Note 33 to Chapter 5 of the author's Pegasus in Harness: Victorian Publishing and W. M. Thackeray, which University Press of Virginia published in 1992. It has been included in the Victorian Web with the kind permission of the author, who of course retains copyright.
Line-for-line resetting of new editions is not unusual. The main reason for it in this case was probably to ensure that the reset gathering M would mesh with the preserved setting of gathering N. But other advantages have a hearing: resetting line for line means that end-of-line word divisions and line justification problems are already worked out. Most deviations from exact line-for-line resetting were attempts to improve the look of especially crowded or tight lines.

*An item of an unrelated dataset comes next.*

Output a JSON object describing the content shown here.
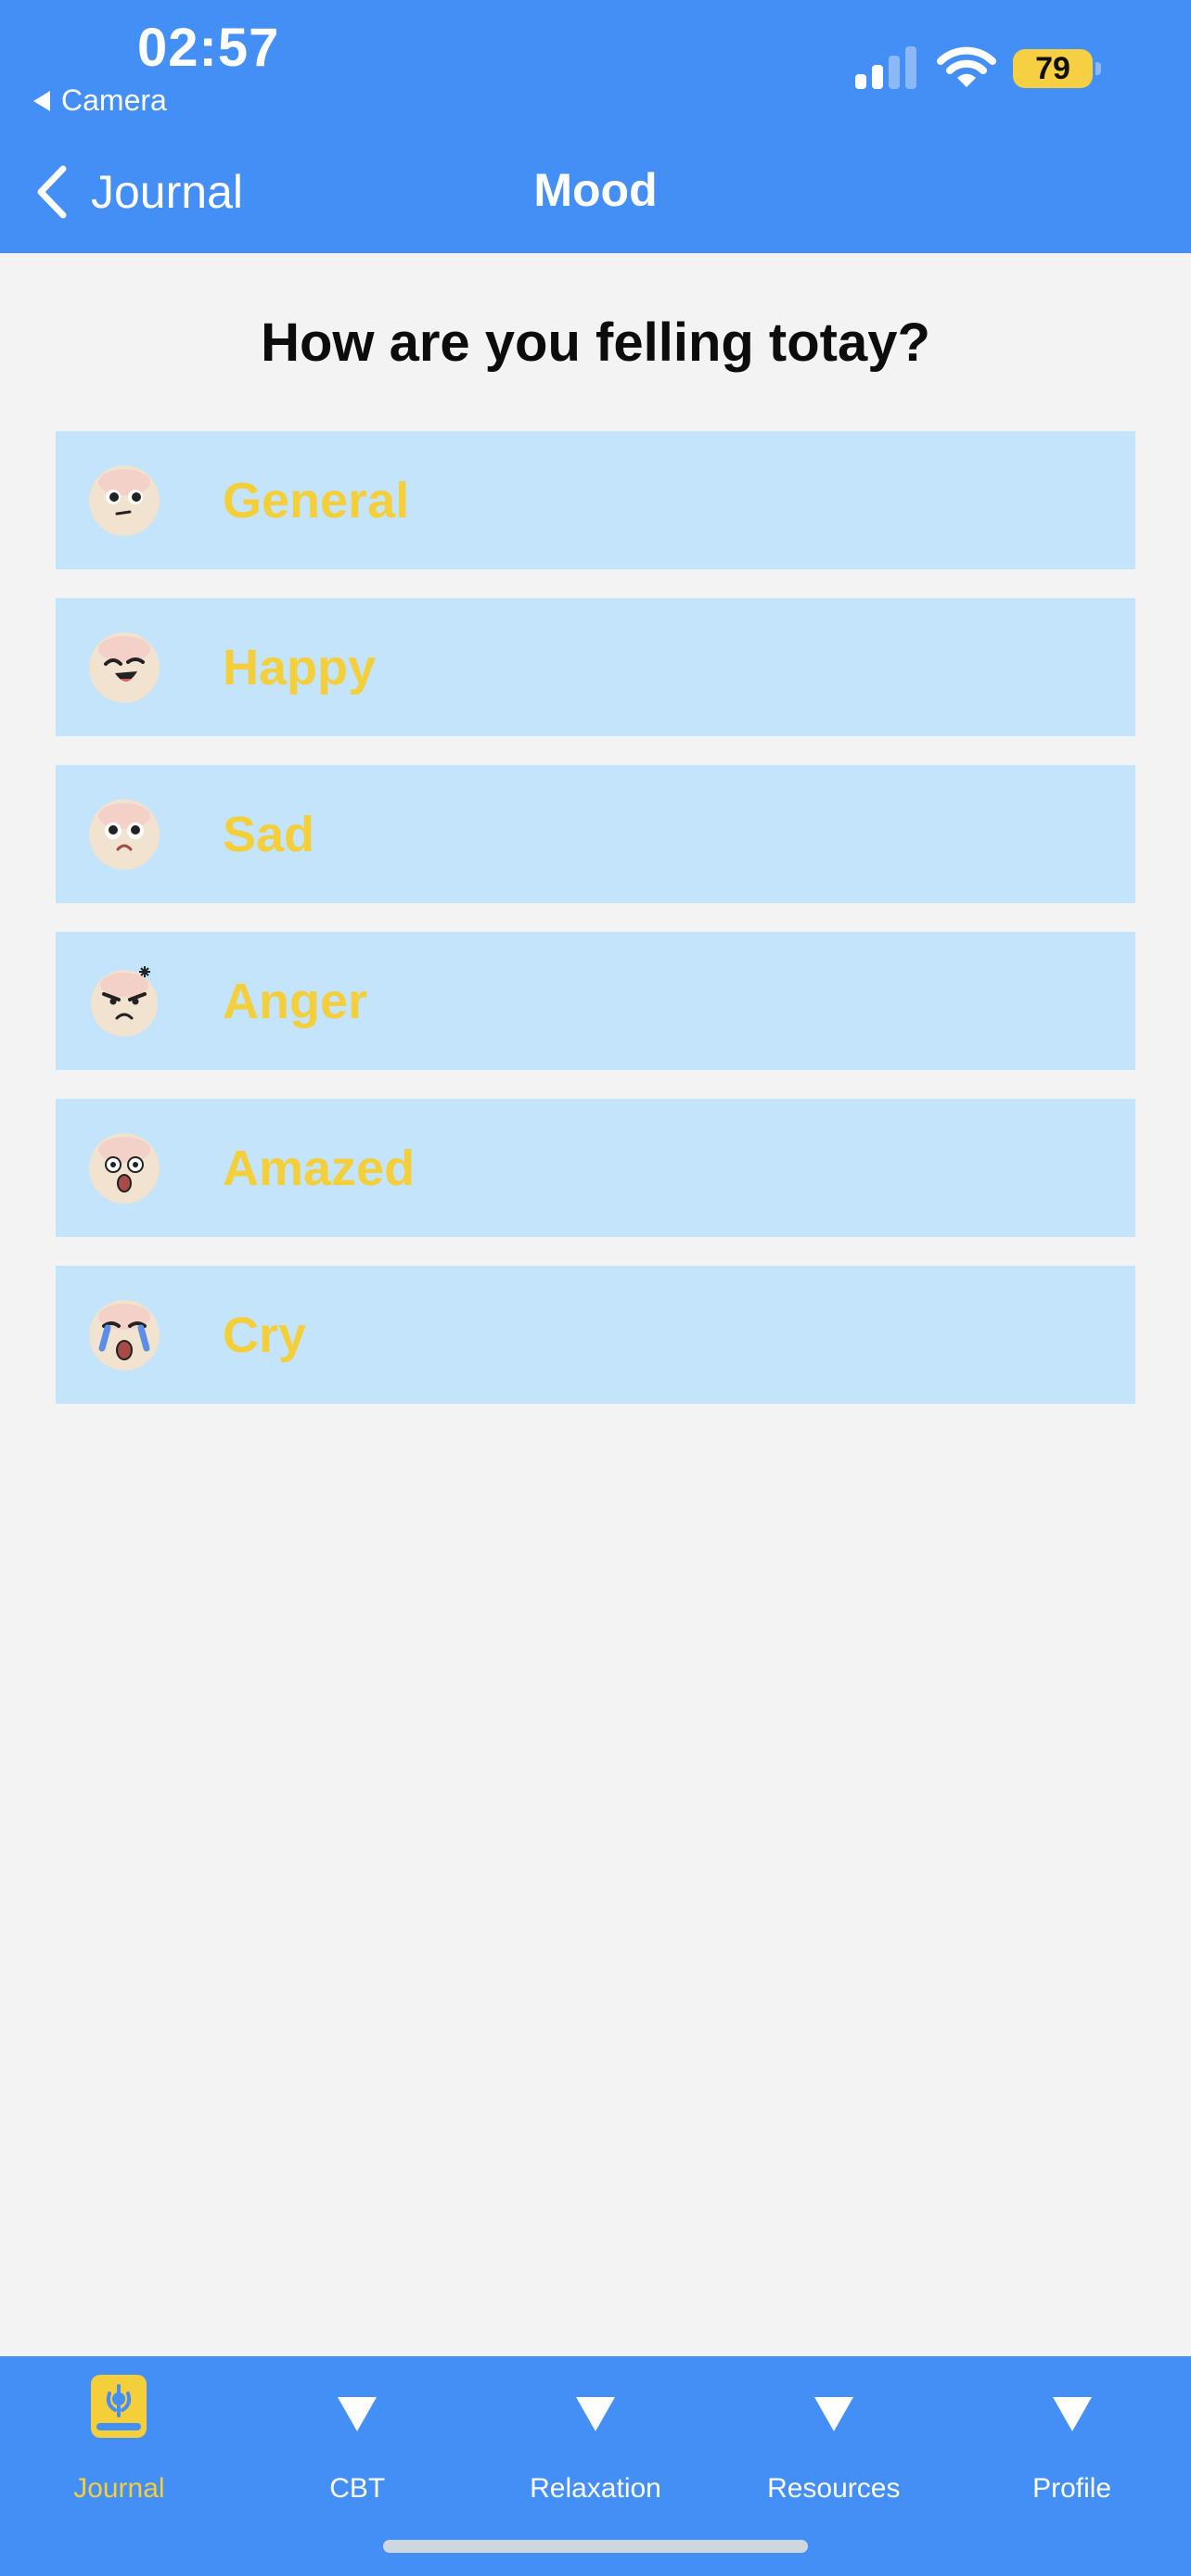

From time to time, the compositor(s) working on the second edition failed to make the new lines match the line breaks in the first edition. On at least one occasion a textual variant ranged the line-break difference (see. Appendix D, table 1, item 55.9), but for the most part carelessness was the apparent cause, or else the knowledge that if one line did not match, the text could easily be brought back to the proper line ending within a line or two. Differences could result from attempts to loosen a right line; almost as often, however, new tight lines were created in bringing the lines back to the proper endings.
Other examples of line-for-line resetting occur in Thomas Babington Macaulay, Critical and Historical Essays, entirely reset line for line for the second edition and again for the third edition, and in Thackeray's The English Humourists of the Eighteenth Century, which was printed at least three times in 1853 with substantial revisions and considerable line-for-line resetting.